When a POST request is used to submit a multipart/form-data form which includes an HTML "file" input element, the resulting multipart input is parsed using Python's cgi.FieldStorage class.

There appear to be two problems with cgi.FieldStorage, both which can manifest themselves as "memory hogs".

The first problem is that if the "content-length" of any part of the multipart input is not provided, FieldStorage appears to default to using a StringIO object to hold the output for the parsing of an individual part.  As far as I can tell, individual elements of a multipart/form-data input stream are not required to be decorated with their lengths within an enclosed header ( see http://www.faqs.org/rfcs/rfc1867.html).  Although they are not prevented from doing so, but they are not required to do so by the RFC.  This seems to mean that every file upload from clients that do not supply a Content-Length header for the individual elements of a multipart input will end up as StringIO objects, and thus in RAM.  That said, I've only tested with Firefox, but it does not supply these headers for individual parts of the multipart message.  In practice, this appears to mean that all files uploaded via the multipart/form-data HTTP POST protocol will end up entirely in RAM, at least when uploaded by some class of clients, including one of the two major browsers.

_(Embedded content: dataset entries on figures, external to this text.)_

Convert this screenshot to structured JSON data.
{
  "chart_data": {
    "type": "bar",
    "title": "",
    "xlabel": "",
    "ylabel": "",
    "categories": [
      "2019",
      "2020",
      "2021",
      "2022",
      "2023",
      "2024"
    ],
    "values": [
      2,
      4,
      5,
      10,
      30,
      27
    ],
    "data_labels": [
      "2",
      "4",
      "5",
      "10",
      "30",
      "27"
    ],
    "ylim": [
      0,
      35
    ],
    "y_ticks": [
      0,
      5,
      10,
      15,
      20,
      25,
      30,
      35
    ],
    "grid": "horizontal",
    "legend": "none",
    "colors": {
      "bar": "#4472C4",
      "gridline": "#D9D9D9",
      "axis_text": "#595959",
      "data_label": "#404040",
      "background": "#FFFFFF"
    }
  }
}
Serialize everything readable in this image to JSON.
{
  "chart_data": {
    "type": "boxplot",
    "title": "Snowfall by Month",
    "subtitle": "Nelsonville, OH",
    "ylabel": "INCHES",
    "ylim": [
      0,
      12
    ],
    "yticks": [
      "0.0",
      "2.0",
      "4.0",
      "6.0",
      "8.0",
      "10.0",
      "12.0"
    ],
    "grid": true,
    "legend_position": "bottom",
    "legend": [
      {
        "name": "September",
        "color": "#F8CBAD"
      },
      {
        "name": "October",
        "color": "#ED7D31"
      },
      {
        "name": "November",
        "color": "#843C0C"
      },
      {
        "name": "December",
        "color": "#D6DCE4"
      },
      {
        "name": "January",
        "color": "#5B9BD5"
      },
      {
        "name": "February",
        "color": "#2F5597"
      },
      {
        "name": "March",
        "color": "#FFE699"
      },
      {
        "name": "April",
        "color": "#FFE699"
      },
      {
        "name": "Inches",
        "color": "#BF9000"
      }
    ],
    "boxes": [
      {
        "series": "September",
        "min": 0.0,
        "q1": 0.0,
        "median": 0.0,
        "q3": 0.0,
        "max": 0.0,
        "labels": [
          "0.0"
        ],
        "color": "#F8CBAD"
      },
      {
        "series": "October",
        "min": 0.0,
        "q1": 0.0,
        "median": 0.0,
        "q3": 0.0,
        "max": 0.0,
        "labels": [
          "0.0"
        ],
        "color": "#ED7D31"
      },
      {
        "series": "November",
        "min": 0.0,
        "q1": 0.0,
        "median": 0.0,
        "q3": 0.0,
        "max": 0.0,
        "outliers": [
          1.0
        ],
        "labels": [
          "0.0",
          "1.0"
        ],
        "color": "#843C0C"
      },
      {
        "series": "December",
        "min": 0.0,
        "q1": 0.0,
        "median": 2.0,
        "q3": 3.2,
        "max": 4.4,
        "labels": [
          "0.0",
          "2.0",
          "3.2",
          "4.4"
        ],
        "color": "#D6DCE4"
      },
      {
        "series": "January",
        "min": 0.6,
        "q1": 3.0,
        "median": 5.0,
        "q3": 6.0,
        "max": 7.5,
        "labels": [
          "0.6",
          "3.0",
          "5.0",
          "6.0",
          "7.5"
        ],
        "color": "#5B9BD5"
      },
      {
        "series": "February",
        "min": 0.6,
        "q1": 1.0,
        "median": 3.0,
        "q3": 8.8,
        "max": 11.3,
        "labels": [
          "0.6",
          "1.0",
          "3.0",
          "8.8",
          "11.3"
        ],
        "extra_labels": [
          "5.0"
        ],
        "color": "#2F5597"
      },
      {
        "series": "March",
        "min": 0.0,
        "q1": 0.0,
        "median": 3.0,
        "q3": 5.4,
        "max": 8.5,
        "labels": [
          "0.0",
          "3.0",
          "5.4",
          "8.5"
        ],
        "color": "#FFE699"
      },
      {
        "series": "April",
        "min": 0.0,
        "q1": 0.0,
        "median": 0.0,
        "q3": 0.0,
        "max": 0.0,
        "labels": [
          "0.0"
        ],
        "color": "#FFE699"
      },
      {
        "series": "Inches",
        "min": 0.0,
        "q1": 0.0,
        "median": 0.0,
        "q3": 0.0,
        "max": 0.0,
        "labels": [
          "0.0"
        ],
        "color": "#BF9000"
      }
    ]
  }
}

This could be fixed by not using a StringIO object at all, but instead by always using a tempfile.  This is a heavy handed fix and may be a "speed killer" so it might be better to find another solution that does some heuristic based on the overall length of the input stream.

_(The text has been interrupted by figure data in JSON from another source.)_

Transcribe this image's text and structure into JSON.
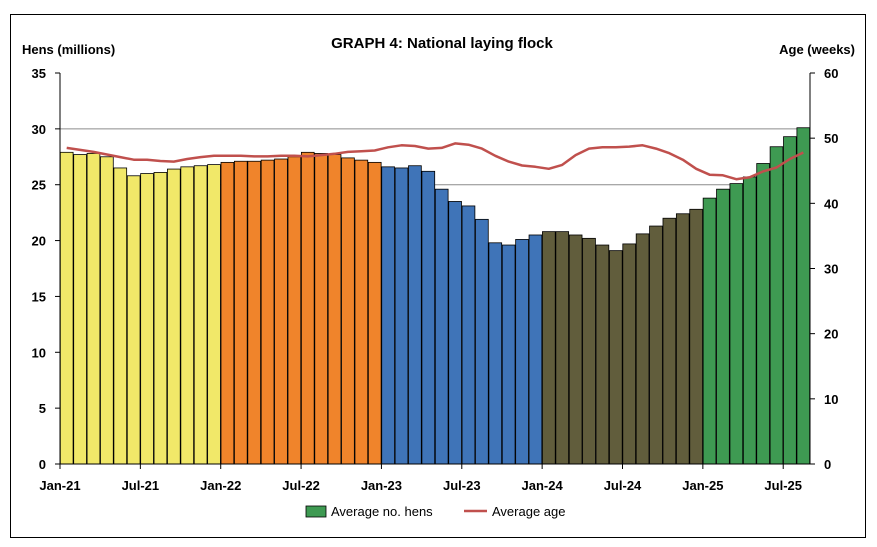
{
  "chart_data": {
    "type": "bar",
    "title": "GRAPH 4: National laying flock",
    "ylabel": "Hens (millions)",
    "y2label": "Age (weeks)",
    "ylim": [
      0,
      35
    ],
    "y2lim": [
      0,
      60
    ],
    "yticks": [
      0,
      5,
      10,
      15,
      20,
      25,
      30,
      35
    ],
    "y2ticks": [
      0,
      10,
      20,
      30,
      40,
      50,
      60
    ],
    "xtick_labels": [
      "Jan-21",
      "Jul-21",
      "Jan-22",
      "Jul-22",
      "Jan-23",
      "Jul-23",
      "Jan-24",
      "Jul-24",
      "Jan-25",
      "Jul-25"
    ],
    "grid": "horizontal at 25 and 30",
    "legend_position": "bottom",
    "categories": [
      "Jan-21",
      "Feb-21",
      "Mar-21",
      "Apr-21",
      "May-21",
      "Jun-21",
      "Jul-21",
      "Aug-21",
      "Sep-21",
      "Oct-21",
      "Nov-21",
      "Dec-21",
      "Jan-22",
      "Feb-22",
      "Mar-22",
      "Apr-22",
      "May-22",
      "Jun-22",
      "Jul-22",
      "Aug-22",
      "Sep-22",
      "Oct-22",
      "Nov-22",
      "Dec-22",
      "Jan-23",
      "Feb-23",
      "Mar-23",
      "Apr-23",
      "May-23",
      "Jun-23",
      "Jul-23",
      "Aug-23",
      "Sep-23",
      "Oct-23",
      "Nov-23",
      "Dec-23",
      "Jan-24",
      "Feb-24",
      "Mar-24",
      "Apr-24",
      "May-24",
      "Jun-24",
      "Jul-24",
      "Aug-24",
      "Sep-24",
      "Oct-24",
      "Nov-24",
      "Dec-24",
      "Jan-25",
      "Feb-25",
      "Mar-25",
      "Apr-25",
      "May-25",
      "Jun-25",
      "Jul-25",
      "Aug-25"
    ],
    "series": [
      {
        "name": "Average no. hens",
        "axis": "left",
        "kind": "bar",
        "values": [
          27.9,
          27.7,
          27.8,
          27.5,
          26.5,
          25.8,
          26.0,
          26.1,
          26.4,
          26.6,
          26.7,
          26.8,
          27.0,
          27.1,
          27.1,
          27.2,
          27.3,
          27.5,
          27.9,
          27.8,
          27.7,
          27.4,
          27.2,
          27.0,
          26.6,
          26.5,
          26.7,
          26.2,
          24.6,
          23.5,
          23.1,
          21.9,
          19.8,
          19.6,
          20.1,
          20.5,
          20.8,
          20.8,
          20.5,
          20.2,
          19.6,
          19.1,
          19.7,
          20.6,
          21.3,
          22.0,
          22.4,
          22.8,
          23.8,
          24.6,
          25.1,
          25.7,
          26.9,
          28.4,
          29.3,
          30.1
        ]
      },
      {
        "name": "Average age",
        "axis": "right",
        "kind": "line",
        "color": "#C0504D",
        "values": [
          48.5,
          48.2,
          47.9,
          47.5,
          47.1,
          46.7,
          46.7,
          46.5,
          46.4,
          46.8,
          47.1,
          47.3,
          47.3,
          47.3,
          47.2,
          47.2,
          47.3,
          47.3,
          47.2,
          47.4,
          47.6,
          47.9,
          48.0,
          48.1,
          48.6,
          48.9,
          48.8,
          48.4,
          48.5,
          49.2,
          49.0,
          48.4,
          47.3,
          46.4,
          45.8,
          45.6,
          45.3,
          45.9,
          47.4,
          48.4,
          48.6,
          48.6,
          48.7,
          48.9,
          48.4,
          47.7,
          46.7,
          45.3,
          44.4,
          44.3,
          43.7,
          44.0,
          44.9,
          45.5,
          46.8,
          47.8
        ]
      }
    ],
    "bar_colors": [
      {
        "from": "Jan-21",
        "to": "Dec-21",
        "color": "#F1E869"
      },
      {
        "from": "Jan-22",
        "to": "Dec-22",
        "color": "#F0842B"
      },
      {
        "from": "Jan-23",
        "to": "Dec-23",
        "color": "#3F74B8"
      },
      {
        "from": "Jan-24",
        "to": "Dec-24",
        "color": "#615D3C"
      },
      {
        "from": "Jan-25",
        "to": "Aug-25",
        "color": "#3E9A52"
      }
    ],
    "legend": [
      "Average no. hens",
      "Average age"
    ]
  }
}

Another less-commonly-replicated problem in FieldStorage can cause the entire contents of an uploaded file to be read into RAM.

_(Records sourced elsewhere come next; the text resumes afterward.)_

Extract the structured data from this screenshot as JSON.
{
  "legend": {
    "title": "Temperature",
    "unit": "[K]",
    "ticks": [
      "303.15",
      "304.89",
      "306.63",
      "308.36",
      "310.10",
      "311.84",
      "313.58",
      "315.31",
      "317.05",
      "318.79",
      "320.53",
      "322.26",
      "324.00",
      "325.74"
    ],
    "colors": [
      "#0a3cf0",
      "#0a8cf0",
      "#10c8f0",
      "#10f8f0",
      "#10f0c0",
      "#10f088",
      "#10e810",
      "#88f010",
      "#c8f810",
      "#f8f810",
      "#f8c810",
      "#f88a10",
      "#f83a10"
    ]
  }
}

When the uploaded file does not contain any newlines (individual parts of multipart input are not required to contain newlines), the entirety of that part will be read into RAM, as FieldStorage uses "readline()" to attempt to read a chunk of a file at a time.  This appears to be a problem within the methods "read_lines_to_eof", "read_lines_to_outerboundary", and "skip_lines".  Even if the RFC that defines "multipart/*" encodings required that "well-behaved" content was required to be encoded in such a way that it contained newlines every reasonable number of characters, I'm not sure that it's reasonable to have a strategy that depends on file parts ending properly in newlines when the input comes from arbitrary sources and thus may be intentionally "hostile", so the practice of using "readline()" within these methods should probably cease (or maybe the methods should go away altogether).

I am in the process of attempting to fix this.